On Wed, 25 Dec 2019, John Dom wrote:

Skylon, Space X, NASA, India, China, Japan: what am I missing is why non-chemical propulsion gets no priority (in order to make it real). Like fission or fusion propulsion or space elevators.

The reasonably-proven fission technology doesn't have enough advantage over chemical to justify the massive hassles of developing it. (You could launch many kilotons of LOX and kerosene to LEO for the cost of the first operational nuclear engine.) More advanced fission is a considerable technical challenge, fusion is worse, and space elevators are still worse.

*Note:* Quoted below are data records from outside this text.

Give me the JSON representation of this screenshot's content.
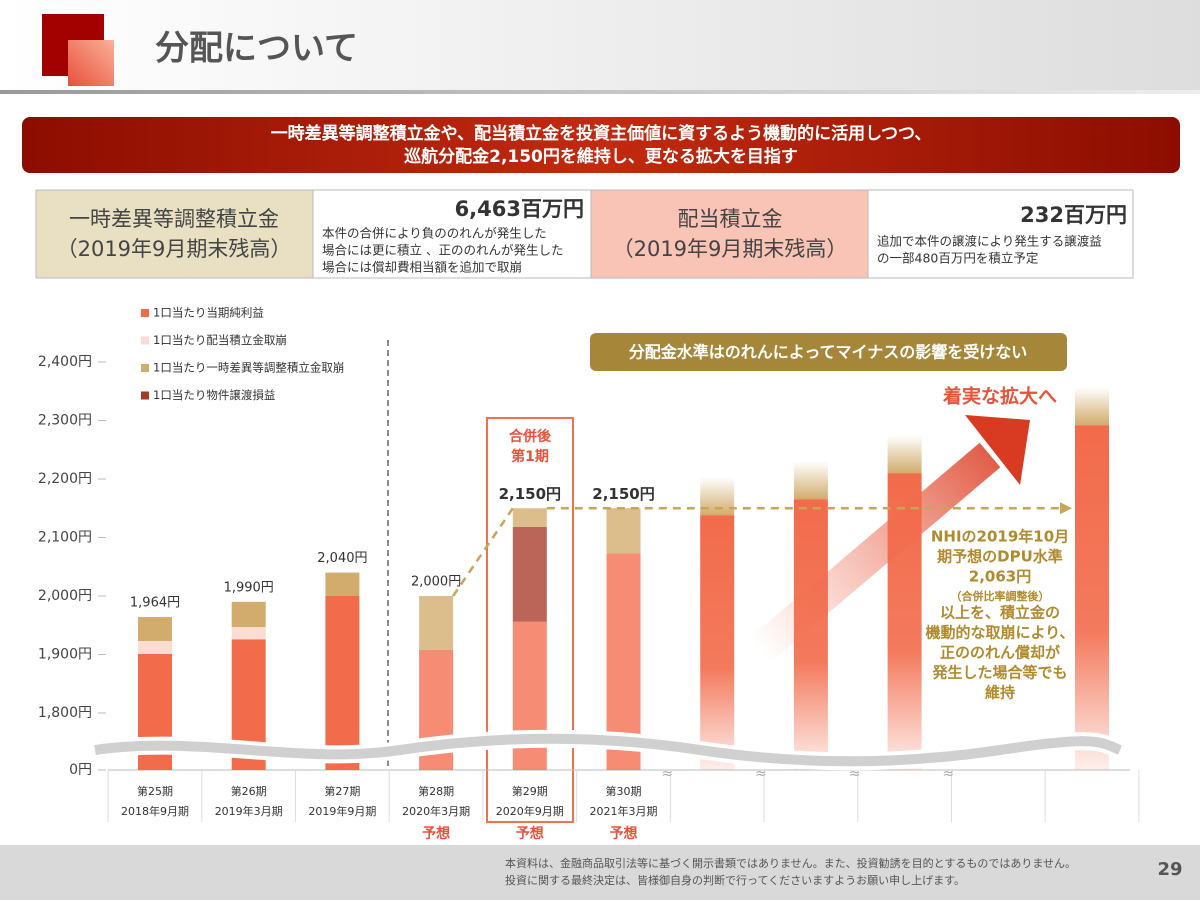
{
  "header": {
    "title": "分配について"
  },
  "banner": {
    "lines": [
      "一時差異等調整積立金や、配当積立金を投資主価値に資するよう機動的に活用しつつ、",
      "巡航分配金2,150円を維持し、更なる拡大を目指す"
    ]
  },
  "info_table": {
    "cells": [
      {
        "title": "一時差異等調整積立金",
        "subtitle": "（2019年9月期末残高）"
      },
      {
        "amount": "6,463百万円",
        "lines": [
          "本件の合併により負ののれんが発生した",
          "場合には更に積立 、正ののれんが発生した",
          "場合には償却費相当額を追加で取崩"
        ]
      },
      {
        "title": "配当積立金",
        "subtitle": "（2019年9月期末残高）"
      },
      {
        "amount": "232百万円",
        "lines": [
          "追加で本件の譲渡により発生する譲渡益",
          "の一部480百万円を積立予定"
        ]
      }
    ]
  },
  "chart_data": {
    "type": "bar",
    "stacked": true,
    "categories": [
      "第25期",
      "第26期",
      "第27期",
      "第28期",
      "第29期",
      "第30期",
      null,
      null,
      null,
      null,
      null
    ],
    "category_dates": [
      "2018年9月期",
      "2019年3月期",
      "2019年9月期",
      "2020年3月期",
      "2020年9月期",
      "2021年3月期",
      null,
      null,
      null,
      null,
      null
    ],
    "forecast_labels": [
      null,
      null,
      null,
      "予想",
      "予想",
      "予想",
      null,
      null,
      null,
      null,
      null
    ],
    "series": [
      {
        "name": "1口当たり当期純利益",
        "color": "#f26b4b",
        "values": [
          1901,
          1926,
          2000,
          1908,
          1956,
          2073,
          null,
          null,
          null,
          null,
          null
        ]
      },
      {
        "name": "1口当たり配当積立金取崩",
        "color": "#fbdcd3",
        "values": [
          22,
          21,
          null,
          null,
          null,
          null,
          null,
          null,
          null,
          null,
          null
        ]
      },
      {
        "name": "1口当たり一時差異等調整積立金取崩",
        "color": "#d2ac6c",
        "values": [
          41,
          43,
          40,
          92,
          32,
          77,
          null,
          null,
          null,
          null,
          null
        ]
      },
      {
        "name": "1口当たり物件譲渡損益",
        "color": "#a63a28",
        "values": [
          null,
          null,
          null,
          null,
          162,
          null,
          null,
          null,
          null,
          null,
          null
        ]
      }
    ],
    "stack_order": [
      0,
      1,
      3,
      2
    ],
    "projection_values": [
      null,
      null,
      null,
      null,
      null,
      null,
      2138,
      2165,
      2210,
      null,
      2292
    ],
    "projection_color": "#f26b4b",
    "totals": [
      1964,
      1990,
      2040,
      2000,
      2150,
      2150,
      null,
      null,
      null,
      null,
      null
    ],
    "value_labels": [
      "1,964円",
      "1,990円",
      "2,040円",
      "2,000円",
      "2,150円",
      "2,150円",
      null,
      null,
      null,
      null,
      null
    ],
    "ylim": [
      0,
      2400
    ],
    "yticks": [
      {
        "value": 0,
        "label": "0円"
      },
      {
        "value": 1800,
        "label": "1,800円"
      },
      {
        "value": 1900,
        "label": "1,900円"
      },
      {
        "value": 2000,
        "label": "2,000円"
      },
      {
        "value": 2100,
        "label": "2,100円"
      },
      {
        "value": 2200,
        "label": "2,200円"
      },
      {
        "value": 2300,
        "label": "2,300円"
      },
      {
        "value": 2400,
        "label": "2,400円"
      }
    ],
    "grid": false,
    "legend": "top-left",
    "annotations": {
      "highlight_label": [
        "合併後",
        "第1期"
      ],
      "callout": "分配金水準はのれんによってマイナスの影響を受けない",
      "arrow_label": "着実な拡大へ",
      "note_lines": [
        "NHIの2019年10月",
        "期予想のDPU水準",
        "2,063円",
        "（合併比率調整後）",
        "以上を、積立金の",
        "機動的な取崩により、",
        "正ののれん償却が",
        "発生した場合等でも",
        "維持"
      ]
    }
  },
  "footer": {
    "lines": [
      "本資料は、金融商品取引法等に基づく開示書類ではありません。また、投資勧誘を目的とするものではありません。",
      "投資に関する最終決定は、皆様御自身の判断で行ってくださいますようお願い申し上げます。"
    ],
    "page_number": "29"
  }
}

And the big snag, always, is what Jeff Greason said at Space Access 2016: "The existing markets have poor elasticity and the elastic markets have poor existence." For investing billions in radical new launch technology, private money wants to see near-certainty of massive return on investment, and government money wants to see firm requirements for it from funded missions, plus near-certain technical success. No such certainties are available.

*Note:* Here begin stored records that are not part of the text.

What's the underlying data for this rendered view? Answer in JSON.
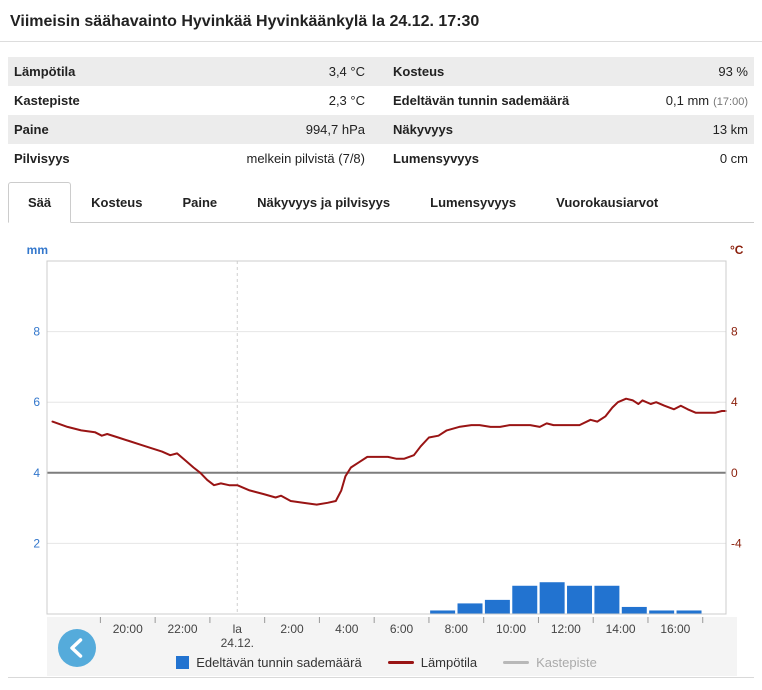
{
  "header": {
    "title": "Viimeisin säähavainto Hyvinkää Hyvinkäänkylä la 24.12. 17:30"
  },
  "observations": {
    "rows": [
      {
        "l1": "Lämpötila",
        "v1": "3,4 °C",
        "l2": "Kosteus",
        "v2": "93 %",
        "v2_note": ""
      },
      {
        "l1": "Kastepiste",
        "v1": "2,3 °C",
        "l2": "Edeltävän tunnin sademäärä",
        "v2": "0,1 mm",
        "v2_note": "(17:00)"
      },
      {
        "l1": "Paine",
        "v1": "994,7 hPa",
        "l2": "Näkyvyys",
        "v2": "13 km",
        "v2_note": ""
      },
      {
        "l1": "Pilvisyys",
        "v1": "melkein pilvistä (7/8)",
        "l2": "Lumensyvyys",
        "v2": "0 cm",
        "v2_note": ""
      }
    ]
  },
  "tabs": [
    {
      "label": "Sää",
      "active": true
    },
    {
      "label": "Kosteus",
      "active": false
    },
    {
      "label": "Paine",
      "active": false
    },
    {
      "label": "Näkyvyys ja pilvisyys",
      "active": false
    },
    {
      "label": "Lumensyvyys",
      "active": false
    },
    {
      "label": "Vuorokausiarvot",
      "active": false
    }
  ],
  "legend": [
    {
      "label": "Edeltävän tunnin sademäärä",
      "swatch": "square",
      "color": "#2273d0",
      "disabled": false
    },
    {
      "label": "Lämpötila",
      "swatch": "line",
      "color": "#991414",
      "disabled": false
    },
    {
      "label": "Kastepiste",
      "swatch": "line",
      "color": "#b8b8b8",
      "disabled": true
    }
  ],
  "colors": {
    "bar_blue": "#2273d0",
    "temp_red": "#991414",
    "dewpoint_gray": "#b8b8b8",
    "axis_left_blue": "#3377cc",
    "axis_right_red": "#8a1e0a",
    "grid": "#e6e6e6",
    "zero_line": "#7d7d7d",
    "midnight_dash": "#cfcfcf",
    "strip_bg": "#f4f4f4",
    "tick_text": "#444",
    "button_blue": "#55abdb"
  },
  "chart_data": {
    "type": "bar+line",
    "title": "",
    "x_axis": {
      "start": 17.05,
      "end": 41.85,
      "note": "t = hours since day-1 00:00; 24 = midnight la 24.12.",
      "ticks": [
        {
          "t": 20,
          "l1": "20:00",
          "l2": ""
        },
        {
          "t": 22,
          "l1": "22:00",
          "l2": ""
        },
        {
          "t": 24,
          "l1": "la",
          "l2": "24.12."
        },
        {
          "t": 26,
          "l1": "2:00",
          "l2": ""
        },
        {
          "t": 28,
          "l1": "4:00",
          "l2": ""
        },
        {
          "t": 30,
          "l1": "6:00",
          "l2": ""
        },
        {
          "t": 32,
          "l1": "8:00",
          "l2": ""
        },
        {
          "t": 34,
          "l1": "10:00",
          "l2": ""
        },
        {
          "t": 36,
          "l1": "12:00",
          "l2": ""
        },
        {
          "t": 38,
          "l1": "14:00",
          "l2": ""
        },
        {
          "t": 40,
          "l1": "16:00",
          "l2": ""
        }
      ],
      "minor_ticks": [
        19,
        21,
        23,
        25,
        27,
        29,
        31,
        33,
        35,
        37,
        39,
        41
      ],
      "midnight_line_t": 24
    },
    "y_left": {
      "label": "mm",
      "min": 0,
      "max": 10,
      "ticks": [
        2,
        4,
        6,
        8
      ]
    },
    "y_right": {
      "label": "°C",
      "min": -8,
      "max": 12,
      "ticks": [
        -4,
        0,
        4,
        8
      ],
      "zero_at": 0
    },
    "series": [
      {
        "name": "Edeltävän tunnin sademäärä",
        "type": "bar",
        "unit": "mm",
        "axis": "left",
        "points": [
          {
            "hour_end": "8:00",
            "t_end": 32,
            "v": 0.1
          },
          {
            "hour_end": "9:00",
            "t_end": 33,
            "v": 0.3
          },
          {
            "hour_end": "10:00",
            "t_end": 34,
            "v": 0.4
          },
          {
            "hour_end": "11:00",
            "t_end": 35,
            "v": 0.8
          },
          {
            "hour_end": "12:00",
            "t_end": 36,
            "v": 0.9
          },
          {
            "hour_end": "13:00",
            "t_end": 37,
            "v": 0.8
          },
          {
            "hour_end": "14:00",
            "t_end": 38,
            "v": 0.8
          },
          {
            "hour_end": "15:00",
            "t_end": 39,
            "v": 0.2
          },
          {
            "hour_end": "16:00",
            "t_end": 40,
            "v": 0.1
          },
          {
            "hour_end": "17:00",
            "t_end": 41,
            "v": 0.1
          }
        ]
      },
      {
        "name": "Lämpötila",
        "type": "line",
        "unit": "°C",
        "axis": "right",
        "points": [
          [
            17.25,
            2.9
          ],
          [
            17.8,
            2.6
          ],
          [
            18.3,
            2.4
          ],
          [
            18.8,
            2.3
          ],
          [
            19.05,
            2.1
          ],
          [
            19.25,
            2.2
          ],
          [
            19.65,
            2.0
          ],
          [
            20.05,
            1.8
          ],
          [
            20.45,
            1.6
          ],
          [
            20.85,
            1.4
          ],
          [
            21.25,
            1.2
          ],
          [
            21.55,
            1.0
          ],
          [
            21.8,
            1.1
          ],
          [
            22.1,
            0.7
          ],
          [
            22.4,
            0.3
          ],
          [
            22.65,
            0.0
          ],
          [
            22.9,
            -0.4
          ],
          [
            23.15,
            -0.7
          ],
          [
            23.4,
            -0.6
          ],
          [
            23.7,
            -0.7
          ],
          [
            24.0,
            -0.7
          ],
          [
            24.45,
            -1.0
          ],
          [
            24.95,
            -1.2
          ],
          [
            25.4,
            -1.4
          ],
          [
            25.6,
            -1.3
          ],
          [
            25.95,
            -1.6
          ],
          [
            26.4,
            -1.7
          ],
          [
            26.9,
            -1.8
          ],
          [
            27.3,
            -1.7
          ],
          [
            27.6,
            -1.6
          ],
          [
            27.8,
            -1.0
          ],
          [
            27.95,
            -0.2
          ],
          [
            28.15,
            0.3
          ],
          [
            28.45,
            0.6
          ],
          [
            28.75,
            0.9
          ],
          [
            29.2,
            0.9
          ],
          [
            29.5,
            0.9
          ],
          [
            29.8,
            0.8
          ],
          [
            30.1,
            0.8
          ],
          [
            30.45,
            1.0
          ],
          [
            30.7,
            1.5
          ],
          [
            31.0,
            2.0
          ],
          [
            31.35,
            2.1
          ],
          [
            31.65,
            2.4
          ],
          [
            32.1,
            2.6
          ],
          [
            32.55,
            2.7
          ],
          [
            32.85,
            2.7
          ],
          [
            33.25,
            2.6
          ],
          [
            33.6,
            2.6
          ],
          [
            33.95,
            2.7
          ],
          [
            34.3,
            2.7
          ],
          [
            34.7,
            2.7
          ],
          [
            35.05,
            2.6
          ],
          [
            35.3,
            2.8
          ],
          [
            35.55,
            2.7
          ],
          [
            35.9,
            2.7
          ],
          [
            36.5,
            2.7
          ],
          [
            36.9,
            3.0
          ],
          [
            37.15,
            2.9
          ],
          [
            37.45,
            3.2
          ],
          [
            37.7,
            3.7
          ],
          [
            37.9,
            4.0
          ],
          [
            38.2,
            4.2
          ],
          [
            38.45,
            4.1
          ],
          [
            38.65,
            3.9
          ],
          [
            38.8,
            4.1
          ],
          [
            39.1,
            3.9
          ],
          [
            39.3,
            4.0
          ],
          [
            39.6,
            3.8
          ],
          [
            39.95,
            3.6
          ],
          [
            40.2,
            3.8
          ],
          [
            40.45,
            3.6
          ],
          [
            40.75,
            3.4
          ],
          [
            41.1,
            3.4
          ],
          [
            41.45,
            3.4
          ],
          [
            41.7,
            3.5
          ],
          [
            41.85,
            3.5
          ]
        ]
      },
      {
        "name": "Kastepiste",
        "type": "line",
        "unit": "°C",
        "axis": "right",
        "disabled": true,
        "points": []
      }
    ]
  }
}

As for an energy source on the surface, I'd but my bets on lava streams below heat exchangers like Iceland does. Not windmills, nor powersats.

There are just too few places where there is lots of reasonably accessible geothermal heat. Hundreds of megawatts, yes, in good places like Iceland. Gigawatts, maybe in a few places with a concerted effort. But getting the world off its fossil-fuel addiction, despite the transition of Asia and Africa to industrial societies, needs tens of terawatts.

Very few power sources scale up that far (in fact, it's not clear that fossil fuels can, for any realistic length of time). We badly need to waste fewer resources and less enthusiasm on concepts that inherently cannot do even a useful fraction of the job.